I'm currently studying Aerodynamics. A theorem very usefull that I'm learning is the Kutta-Joukowski theorem for forces and moment applied on an airfoil. I have a doubt about a mathematical step from the derivation of this theorem, which I found on a theoretical book. This step is shown on the image bellow:
(This is from a portuguese book. It's "Aerodinâmica Incompressível: Fundamentos" by Vasco Brederode http://istpress.tecnico.ulisboa.pt/node/392)

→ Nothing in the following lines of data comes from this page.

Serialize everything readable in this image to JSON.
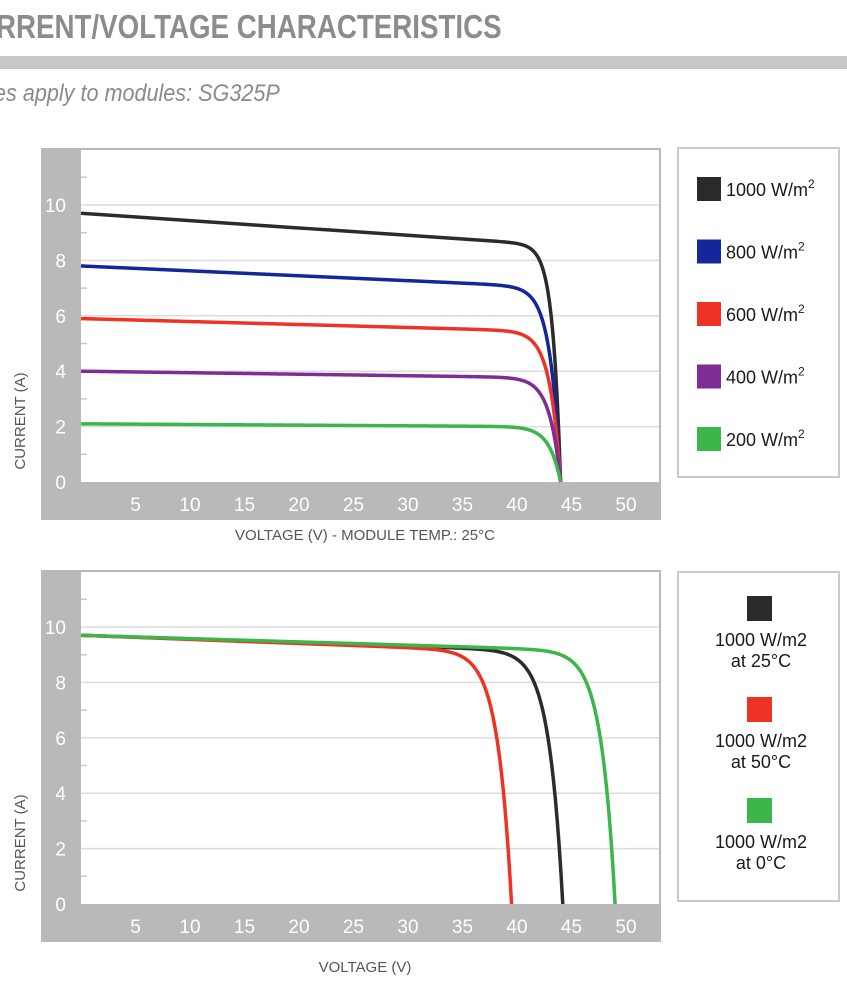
{
  "header": {
    "title": "RRENT/VOLTAGE CHARACTERISTICS",
    "subtitle": "es apply to modules: SG325P"
  },
  "chart_data": [
    {
      "type": "line",
      "xlabel": "VOLTAGE (V) - MODULE TEMP.: 25°C",
      "ylabel": "CURRENT (A)",
      "xlim": [
        0,
        53
      ],
      "ylim": [
        0,
        12
      ],
      "x_ticks": [
        5,
        10,
        15,
        20,
        25,
        30,
        35,
        40,
        45,
        50
      ],
      "y_ticks": [
        0,
        2,
        4,
        6,
        8,
        10
      ],
      "grid": true,
      "legend": "right",
      "series": [
        {
          "name": "1000 W/m",
          "name_sup": "2",
          "color": "#2b2b2e",
          "isc": 9.7,
          "voc": 44,
          "knee": 4.6,
          "dip": 0.12
        },
        {
          "name": "800 W/m",
          "name_sup": "2",
          "color": "#13279a",
          "isc": 7.8,
          "voc": 44,
          "knee": 3.5,
          "dip": 0.1
        },
        {
          "name": "600 W/m",
          "name_sup": "2",
          "color": "#ee3224",
          "isc": 5.9,
          "voc": 44,
          "knee": 3.4,
          "dip": 0.08
        },
        {
          "name": "400 W/m",
          "name_sup": "2",
          "color": "#7f2d96",
          "isc": 4.0,
          "voc": 44,
          "knee": 3.3,
          "dip": 0.06
        },
        {
          "name": "200 W/m",
          "name_sup": "2",
          "color": "#3cb54a",
          "isc": 2.1,
          "voc": 44,
          "knee": 3.2,
          "dip": 0.05
        }
      ]
    },
    {
      "type": "line",
      "xlabel": "VOLTAGE (V)",
      "ylabel": "CURRENT (A)",
      "xlim": [
        0,
        53
      ],
      "ylim": [
        0,
        12
      ],
      "x_ticks": [
        5,
        10,
        15,
        20,
        25,
        30,
        35,
        40,
        45,
        50
      ],
      "y_ticks": [
        0,
        2,
        4,
        6,
        8,
        10
      ],
      "grid": true,
      "legend": "right",
      "series": [
        {
          "name": "1000 W/m2",
          "name2": "at 25°C",
          "color": "#2b2b2e",
          "isc": 9.7,
          "voc": 44.2,
          "knee": 2.6,
          "dip": 0.06
        },
        {
          "name": "1000 W/m2",
          "name2": "at 50°C",
          "color": "#ee3224",
          "isc": 9.7,
          "voc": 39.5,
          "knee": 2.6,
          "dip": 0.06
        },
        {
          "name": "1000 W/m2",
          "name2": "at 0°C",
          "color": "#3cb54a",
          "isc": 9.7,
          "voc": 49,
          "knee": 2.6,
          "dip": 0.06
        }
      ]
    }
  ],
  "colors": {
    "plot_background": "#b9b9b9",
    "panel_border": "#c9c9c9",
    "grid": "#dcdcdc",
    "tick_text": "#ffffff",
    "title_rule": "#c8c8c8"
  }
}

In the first part of this image there's an approximation by Taylor series expansion for the function $z=F(\zeta)$, so that we get:
$$z=F(\zeta)=\zeta+\frac{b^2}{\zeta}\hspace{15pt} (1)$$
[Note: $b$ is a real constant]
This part I totally understand. My doubt is about the final part. The inversion of the function $F(\zeta)$ it's a little obscure. I think that the author of this book did the following:
From (1) we get:
$$\zeta^2-z\zeta+b^2=0\Leftrightarrow \zeta=\frac{1}{2}\left(z\pm\sqrt{z^2-4b^2}\right)$$ where $\sqrt{z^2-4b^2}$ is the principal square root of $z^2-4b^2$.

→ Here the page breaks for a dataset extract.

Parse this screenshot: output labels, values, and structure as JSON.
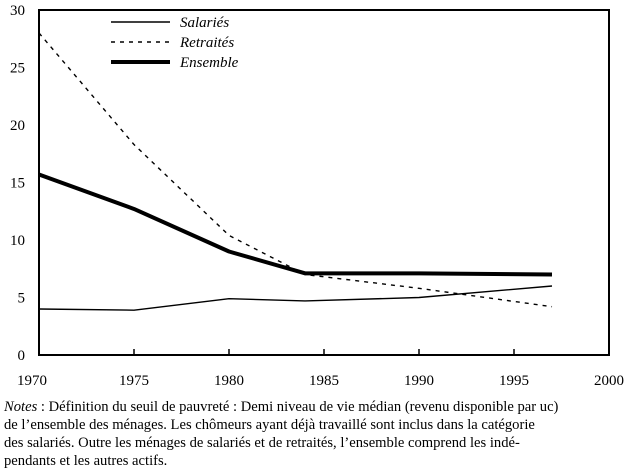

Now, we can write $\sqrt{z^2-4b^2}=z\sqrt{1-4\left(\frac{b}{z}\right)^2}$, and expand the square root in Taylors series of $\frac{b}{z}$ around $\frac{b}{z}=0$ to give:
$$\zeta=\frac{1}{2}z\left[1\pm\sqrt{1-4\left(\frac{b}{z}\right)^2}\right]=\frac{1}{2}z\left\{ 1\pm\left[1-2\left(\frac{b}{z}\right)^2+...\right]\right\} $$
Now I think he choose the "+" branch (I wouldn't know why) and got the final result:
$$\zeta=z\left[1-\left(\frac{b}{z}\right)^2+...\right]$$
Anyway, I think that this isn't right because of the choice of the "+" branch. I reall don't find have any reason for that.

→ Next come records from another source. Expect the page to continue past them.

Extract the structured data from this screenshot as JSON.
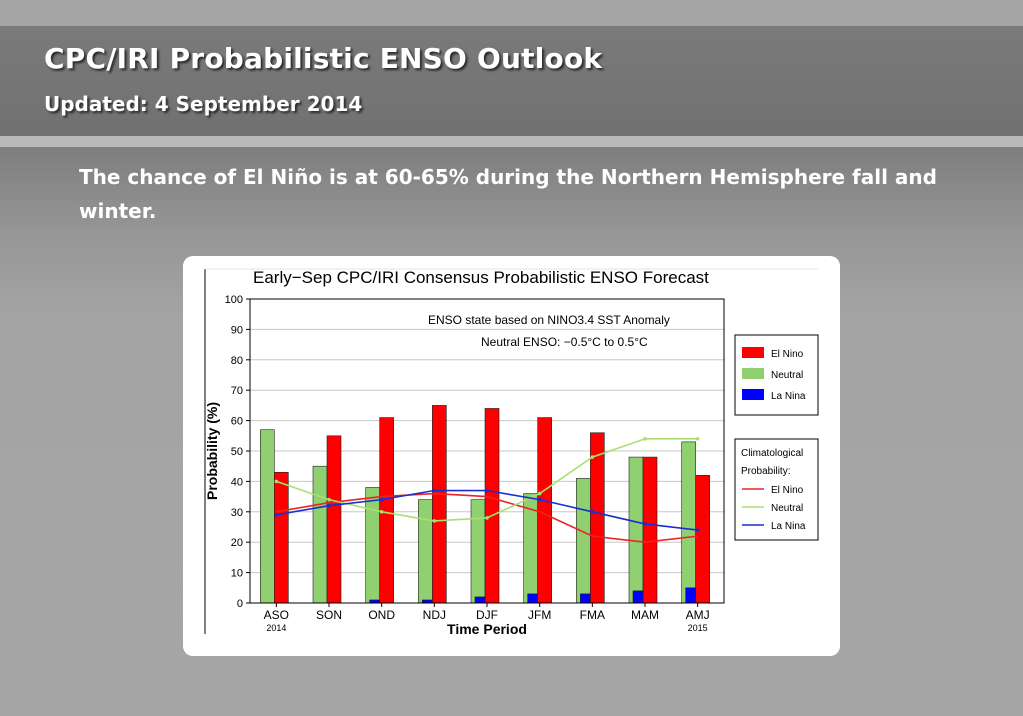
{
  "slide": {
    "title": "CPC/IRI Probabilistic ENSO Outlook",
    "subtitle": "Updated: 4 September 2014",
    "body": "The chance of El Niño is at 60-65% during the Northern Hemisphere fall and winter."
  },
  "chart_data": {
    "type": "bar",
    "title": "Early−Sep CPC/IRI Consensus Probabilistic ENSO Forecast",
    "xlabel": "Time Period",
    "ylabel": "Probability (%)",
    "ylim": [
      0,
      100
    ],
    "yticks": [
      0,
      10,
      20,
      30,
      40,
      50,
      60,
      70,
      80,
      90,
      100
    ],
    "grid": true,
    "categories": [
      "ASO",
      "SON",
      "OND",
      "NDJ",
      "DJF",
      "JFM",
      "FMA",
      "MAM",
      "AMJ"
    ],
    "year_labels": [
      "2014",
      "",
      "",
      "",
      "",
      "",
      "",
      "",
      "2015"
    ],
    "series": [
      {
        "name": "El Nino",
        "color": "#ff0000",
        "values": [
          43,
          55,
          61,
          65,
          64,
          61,
          56,
          48,
          42
        ]
      },
      {
        "name": "Neutral",
        "color": "#90d070",
        "values": [
          57,
          45,
          38,
          34,
          34,
          36,
          41,
          48,
          53
        ]
      },
      {
        "name": "La Nina",
        "color": "#0000ff",
        "values": [
          0,
          0,
          1,
          1,
          2,
          3,
          3,
          4,
          5
        ]
      }
    ],
    "climatology": {
      "title": "Climatological Probability:",
      "series": [
        {
          "name": "El Nino",
          "color": "#ee2222",
          "values": [
            30,
            33,
            35,
            36,
            35,
            30,
            22,
            20,
            22
          ]
        },
        {
          "name": "Neutral",
          "color": "#a8e070",
          "values": [
            40,
            34,
            30,
            27,
            28,
            36,
            48,
            54,
            54
          ]
        },
        {
          "name": "La Nina",
          "color": "#1a2fd0",
          "values": [
            29,
            32,
            34,
            37,
            37,
            34,
            30,
            26,
            24
          ]
        }
      ]
    },
    "annotations": [
      "ENSO state based on NINO3.4 SST Anomaly",
      "Neutral ENSO: −0.5°C to 0.5°C"
    ],
    "legend_position": "right"
  }
}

How do you interpret this step?
Well, it's a Laurent expansion, and the condition $|s/\zeta|<1$ shows we're in a neighborhood of infinity, here. We're given $$z=\zeta\left(1+\frac{b^2}{\zeta^2}+O(|\zeta|^{-3})\right),$$ this implies$$\zeta=z\left(1-\frac{b^2}{\zeta^2}+O(|\zeta|^{-3})\right),$$ since $$\frac1{1+\frac{b^2}{\zeta^2}+O(|\zeta|^{-3})}=1-\frac{b^2}{\zeta^2}+O(|\zeta|^{-3}),$$ and substituting this into itself gives$$\zeta=z\left(1-\frac{b^2}{z^2}+O(|\zeta|^{-3})\right)=z\left(1-\frac{b^2}{z^2}+O(|z|^{-3})\right),$$ since $|z/\zeta|$ will be bounded from above and below for $|\zeta|$ big enough ($\lim_{\zeta\to\infty}z/\zeta=1$).